I don't understand what is being said in the discussion on dates being special. The BBT linter currently only tests for field presence, so maybe that's where I'm getting lost; the discussion of dates being special seems to relate to the content of the fields, not the presence.

moewew commented 6 years ago

Again, @plk may have to correct me here, but my understanding is that <bcf:constraints>/\DeclareDatamodelConstraints always has the first interpretation of

if your find any of these fields, test them according to these rules (which may well imply that a field is required, not required, ... etc.)

regardless of whether or not a <bcf:entrytype>/optional argument is present. Whether or not a field is allowed is decided by <bcf:entryfields>/\DeclareDatamodelEntryfields alone, <bcf:constraints>/\DeclareDatamodelConstraints has no say in that matter.

You could of course argue that being present in <bcf:constraints> somewhat implies that a field is allowed, but that is not the case, strictly speaking.
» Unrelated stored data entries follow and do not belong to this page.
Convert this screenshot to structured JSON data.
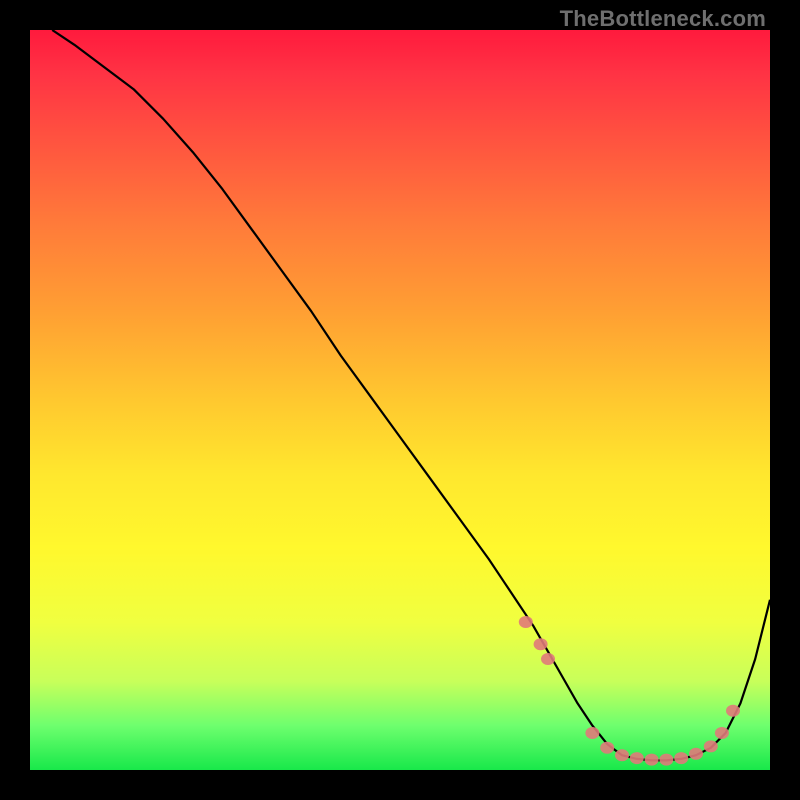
{
  "watermark": "TheBottleneck.com",
  "colors": {
    "frame": "#000000",
    "marker": "#e07a7a",
    "curve": "#000000"
  },
  "chart_data": {
    "type": "line",
    "title": "",
    "xlabel": "",
    "ylabel": "",
    "xlim": [
      0,
      100
    ],
    "ylim": [
      0,
      100
    ],
    "grid": false,
    "legend": false,
    "series": [
      {
        "name": "curve",
        "x": [
          3,
          6,
          10,
          14,
          18,
          22,
          26,
          30,
          34,
          38,
          42,
          46,
          50,
          54,
          58,
          62,
          64,
          66,
          68,
          70,
          72,
          74,
          76,
          78,
          80,
          82,
          84,
          86,
          88,
          90,
          92,
          94,
          96,
          98,
          100
        ],
        "y": [
          100,
          98,
          95,
          92,
          88,
          83.5,
          78.5,
          73,
          67.5,
          62,
          56,
          50.5,
          45,
          39.5,
          34,
          28.5,
          25.5,
          22.5,
          19.5,
          16,
          12.5,
          9,
          6,
          3.5,
          2,
          1.5,
          1.3,
          1.3,
          1.5,
          2,
          3,
          5,
          9,
          15,
          23
        ]
      }
    ],
    "markers": [
      {
        "x": 67,
        "y": 20
      },
      {
        "x": 69,
        "y": 17
      },
      {
        "x": 70,
        "y": 15
      },
      {
        "x": 76,
        "y": 5
      },
      {
        "x": 78,
        "y": 3
      },
      {
        "x": 80,
        "y": 2
      },
      {
        "x": 82,
        "y": 1.6
      },
      {
        "x": 84,
        "y": 1.4
      },
      {
        "x": 86,
        "y": 1.4
      },
      {
        "x": 88,
        "y": 1.6
      },
      {
        "x": 90,
        "y": 2.2
      },
      {
        "x": 92,
        "y": 3.2
      },
      {
        "x": 93.5,
        "y": 5
      },
      {
        "x": 95,
        "y": 8
      }
    ]
  }
}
I just did a test with the default constraints and a minimal set of \DeclareDatamodelEntryfields, the existence of the constraints did not allow the fields to be seen as valid.

MWE The following MWE will return warnings about `title` and `journaltitle` with `biber --validate-datamodel` even though both fields are mentioned in ``/`\DeclareDatamodelConstraints` . Only if the two fields are added to ``/`\DeclareDatamodelEntryfields ` does the error go away. ``` \documentclass{article} \usepackage{filecontents} \begin{filecontents}{\jobname.dbx} \ResetDatamodelEntrytypes \ResetDatamodelFields \ResetDatamodelEntryfields \ResetDatamodelConstraints \DeclareDatamodelEntrytypes{ article, } \DeclareDatamodelFields[type=field, datatype=literal]{ abstract, annotation, booksubtitle, langid, langidopts, indextitle, journalsubtitle, journaltitle, title} \DeclareDatamodelFields[type=list, datatype=name]{ author, editor, translator} \DeclareDatamodelFields[type=list, datatype=name, label=true]{ shortauthor, shorteditor} \DeclareDatamodelFields[type=field, datatype=date, skipout]{ date, eventdate, origdate, urldate} \DeclareDatamodelFields[type=field, datatype=integer]{ number, volume,} \DeclareDatamodelFields[type=field, datatype=verbatim]{ doi} \DeclareDatamodelFields[type=field, datatype=range]{pages} \DeclareDatamodelEntryfields{ abstract, annotation, indextitle, langid, langidopts, year} \DeclareDatamodelEntryfields[article]{ addendum, author, doi, language, number, pages, volume} \DeclareDatamodelConstraints[ article]{ \constraint[type=mandatory]{ \constraintfieldsxor{ \constraintfield{date} \constraintfield{year} } } } \DeclareDatamodelConstraints[article]{ \constraint[type=mandatory]{ \constraintfield{author} \constraintfield{journaltitle} \constraintfield{title} } } \end{filecontents} \usepackage[style=authoryear, datamodel=\jobname]{biblatex} \addbibresource{biblatex-examples.bib} \begin{document} \cite{sigfridsson} \printbibliography \end{document} ```

<bcf:constraints>/\DeclareDatamodelConstraints has two purposes: (1) To check the contents of fields (date fields need to be given in ISO/EDTF format, gender has only certain values, ISBNs can be validated, ...) and (2) to check certain relations between fields (a field can be mandatory, it can be allowed only in combination with another field or to the contrary only if another field is not present)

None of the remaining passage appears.